Sisters Amber (Cassie Steele) and Sophie Steele (Sloane Coe), Ambers’s boyfriend Jenner (Ross Britz) and the sisters’ kinda-sorta friend Bridgette (Becky Andrews) are going on a weekend trip to a rather disappointing island.
Little did (or indeed could) they expect the place would soon be under attack by a shark zombie quite Jaws-ily called Bruce who does what zombies do: multiply. Bruce is the product of a tiny research lab right around the corner where one Dr. Palmer (Laura Cayouette) attempted to create useful cell regeneration properties, with sharks as the oh so obvious stand-ins for future humans. On the plus side, once the zombie sharks really attack, and people just can’t stay away from the water, Palmer’s security guy Maxwell Cage (Jason London, looking confused and rather constipated) comes in handy. Though it has to be said that Amber and Sophie are pretty handy in needless zombie fights themselves.
Sharks again, SyFy? I know, I know, sharks are to the SyFy Original movie like gorillas to Julius Schwartz edited DC comics but now that the Channel has started its misguided attempt to become “serious” again and they only crap out a handful of these films in a year, I wish less than two thirds of these were about sharks.

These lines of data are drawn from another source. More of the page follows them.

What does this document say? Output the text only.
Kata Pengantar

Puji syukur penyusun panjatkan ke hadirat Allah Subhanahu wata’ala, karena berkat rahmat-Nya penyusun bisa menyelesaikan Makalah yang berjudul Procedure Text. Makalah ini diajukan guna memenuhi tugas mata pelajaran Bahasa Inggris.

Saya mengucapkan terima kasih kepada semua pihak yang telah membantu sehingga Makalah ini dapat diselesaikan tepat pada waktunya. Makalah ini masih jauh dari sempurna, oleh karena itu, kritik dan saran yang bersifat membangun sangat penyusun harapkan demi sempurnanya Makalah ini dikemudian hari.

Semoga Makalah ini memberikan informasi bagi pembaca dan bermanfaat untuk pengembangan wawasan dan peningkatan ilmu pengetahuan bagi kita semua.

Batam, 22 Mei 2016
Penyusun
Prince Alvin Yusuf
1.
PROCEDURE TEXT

Particularly since the people responsible for the special effects still can’t make a believable (or just effective) CGI shark to save their lives, leaving the film’s central threat rather toothless. Not that the human zombie make-up later on (spoiler, I guess) is much better than the shark effects but then, why bother when the film has much worse problems in its so-called script. It is, for example, utterly unclear why most of the cast is taking the monsters on at all instead of just sitting somewhere, waiting. Sure, sure, there’s that one scene where a shark attacks on land, and Amber (as a waitress clearly a zombie shark logic expert) suggests that these things are as dangerous on land as in the sea, but last time I looked, and zombie shark or not, sharks aren’t terrible well adapted to moving about on land what with them being built for swimming.
Most of the film is pretty much SyFy Original shark stuff by the numbers: the cast really is one of the lesser ones, with London the best they could do with actors having hit on hard times (which is to say, not much at all), and the young actresses mostly droning their dialogue with little visible interest. Well, Steele is putting some effort in, but the film’s particularly meandering and cloying application of SyFy character background melodrama standards doesn’t exactly help her much.
On the plus side, director Misty Talley does pace the film well, and the script does contain at least one and a half surprises when it comes to character survival and death. I’d even call them subversive surprises if only they weren’t buried under so much of the usual dross, and the standard elements the film doesn’t resolve it doesn’t so much seem to leave unresolved because it is being clever, but because it simply can’t be bothered to put in effort.
However, as so many of these films are, Zombie Shark is a perfectly alright, undemanding watch for those days when you only have as much brain capacity as Jason London has facial expressions.